Sciatica is a very common disease, manifested severe pain. This pathology is in the top ten most frequent non-communicable diseases in the world. Because such a high percentage of patients with sciatica among the population, the disease is fairly well understood.

Immediately it is worth noting that there are two main forms of sciatica is discogenic and vertebrogenic radiculitis. These forms differ in range. Indeed, in the case of vertebral shape trigger is the pathology of the vertebra, and in the case of discogenic – the intervertebral disc.

discogenic radiculitis

To Classify all radiculitis made about their localization. In the new classification, there is 5 options:

  • neck;
  • breast;
  • lumbar
  • lumbosacral
  • mixed.

It just So happened that discogenic sciatica is the most common pathology. This can be explained by the fact that this part of the spine accounted for the largest load.

trigger the disease

The Cause of vertebrogenic and discogenic pathology option can be a frequent exercise, harmful working conditions, prolonged forced position, inflammation of the vertebrae and intervertebral discs. Most often suffer from it porters, handymen, because their daily work requires carrying heavy objects.

Pathogenetic mechanism is the same for both forms of the disease. The displacement of the disk, the appearance of hernias, compression fractures of the vertebrae and some other reasons, the affected area indents the spinal root.

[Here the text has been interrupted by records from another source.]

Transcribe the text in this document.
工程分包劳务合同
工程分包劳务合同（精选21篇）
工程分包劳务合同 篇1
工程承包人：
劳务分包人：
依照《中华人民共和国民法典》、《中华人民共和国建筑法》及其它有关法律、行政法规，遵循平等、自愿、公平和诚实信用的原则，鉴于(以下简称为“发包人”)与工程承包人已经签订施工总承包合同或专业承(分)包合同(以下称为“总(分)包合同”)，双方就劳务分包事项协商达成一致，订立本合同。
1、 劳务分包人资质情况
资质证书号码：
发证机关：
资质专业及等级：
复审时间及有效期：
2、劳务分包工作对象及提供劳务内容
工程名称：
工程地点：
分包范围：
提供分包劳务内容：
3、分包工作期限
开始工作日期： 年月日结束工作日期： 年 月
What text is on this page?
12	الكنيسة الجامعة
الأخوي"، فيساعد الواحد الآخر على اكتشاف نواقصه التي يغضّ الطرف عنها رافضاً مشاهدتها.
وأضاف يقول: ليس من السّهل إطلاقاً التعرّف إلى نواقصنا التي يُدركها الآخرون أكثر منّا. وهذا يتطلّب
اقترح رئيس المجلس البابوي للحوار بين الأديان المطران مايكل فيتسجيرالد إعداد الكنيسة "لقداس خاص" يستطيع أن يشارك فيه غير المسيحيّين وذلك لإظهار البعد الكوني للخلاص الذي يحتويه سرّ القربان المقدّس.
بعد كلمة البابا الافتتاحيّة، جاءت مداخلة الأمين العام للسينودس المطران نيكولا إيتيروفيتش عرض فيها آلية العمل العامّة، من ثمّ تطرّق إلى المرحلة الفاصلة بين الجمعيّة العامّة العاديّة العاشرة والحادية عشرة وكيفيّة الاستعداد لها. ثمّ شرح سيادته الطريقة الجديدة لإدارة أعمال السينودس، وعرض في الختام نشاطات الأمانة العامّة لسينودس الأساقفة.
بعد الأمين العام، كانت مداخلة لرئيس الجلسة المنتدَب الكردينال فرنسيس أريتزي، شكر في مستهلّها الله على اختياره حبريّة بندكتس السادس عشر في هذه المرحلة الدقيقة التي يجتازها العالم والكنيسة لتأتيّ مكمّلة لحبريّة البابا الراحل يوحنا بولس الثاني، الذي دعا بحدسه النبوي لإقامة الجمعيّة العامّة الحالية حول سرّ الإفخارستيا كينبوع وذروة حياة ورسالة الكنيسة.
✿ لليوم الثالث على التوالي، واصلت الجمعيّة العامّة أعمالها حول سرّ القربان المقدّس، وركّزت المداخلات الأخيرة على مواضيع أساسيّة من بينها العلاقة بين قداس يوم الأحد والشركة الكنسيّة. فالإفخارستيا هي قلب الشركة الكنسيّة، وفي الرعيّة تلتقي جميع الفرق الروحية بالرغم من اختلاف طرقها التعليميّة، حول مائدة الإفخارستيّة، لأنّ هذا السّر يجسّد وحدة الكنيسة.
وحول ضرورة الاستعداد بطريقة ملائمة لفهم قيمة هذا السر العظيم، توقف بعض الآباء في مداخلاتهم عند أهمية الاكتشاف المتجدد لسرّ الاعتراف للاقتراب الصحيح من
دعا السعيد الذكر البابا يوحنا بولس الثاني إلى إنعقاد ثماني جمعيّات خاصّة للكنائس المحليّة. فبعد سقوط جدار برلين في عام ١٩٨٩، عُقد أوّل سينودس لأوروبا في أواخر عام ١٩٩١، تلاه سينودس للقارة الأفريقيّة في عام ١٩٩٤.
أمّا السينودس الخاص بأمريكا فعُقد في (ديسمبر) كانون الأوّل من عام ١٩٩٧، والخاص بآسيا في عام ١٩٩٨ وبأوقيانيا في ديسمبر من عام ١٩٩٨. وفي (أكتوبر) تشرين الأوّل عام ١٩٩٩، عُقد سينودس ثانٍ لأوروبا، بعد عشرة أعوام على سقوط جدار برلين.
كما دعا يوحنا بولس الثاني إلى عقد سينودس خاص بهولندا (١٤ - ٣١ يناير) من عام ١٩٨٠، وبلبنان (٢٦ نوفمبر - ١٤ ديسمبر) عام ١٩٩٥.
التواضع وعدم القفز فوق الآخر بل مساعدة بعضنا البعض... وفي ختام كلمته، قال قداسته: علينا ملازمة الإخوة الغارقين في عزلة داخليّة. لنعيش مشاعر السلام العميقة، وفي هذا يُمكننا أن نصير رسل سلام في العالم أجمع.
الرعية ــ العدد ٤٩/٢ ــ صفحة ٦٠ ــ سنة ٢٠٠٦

Anatomically the spinal roots pass through a very small hole between the vertebrae, connecting and forming a spinal nerve. When these roots are infringed, in the hole or near it starts an inflammatory reaction and change their functions.

Inflamed roots cause a very strong stabbing pain along the course of its innervation. In addition, the area of innervation changes colour and may swell.

Manifestations and diagnosis

Symptoms of discogenic and vertebrogenic options are identical, and the main disturbing symptom for the patient is pain. She is so intense that patients often don't sleep and work. Pain most often and is the reason for referring the patient to the doctor.

On examination, the patient need to pay special attention to the zone of innervation of affected nerve. Often in these areas the skin becomes hyperemic or anemic. They are edematous, often marked spasm of the adjacent muscles.

An Experienced doctor can easily determine which nerve is pinched, knowing only the localization of pain. The etiology of her appearance can figure out using additional methods. Most commonly used x-ray, CT and magnetic resonance imaging.

Treatment

Treatment depends on etiology and is considered individually. But the first step is to eliminate pain syndrome. To do this, you must assign the patient a non-steroidal anti-inflammatory agents such as diclofenac sodium.

After reducing the pain, you can pay attention to the root cause of a pathological condition. In the case of progressive spinal hernia treatment must be prompt.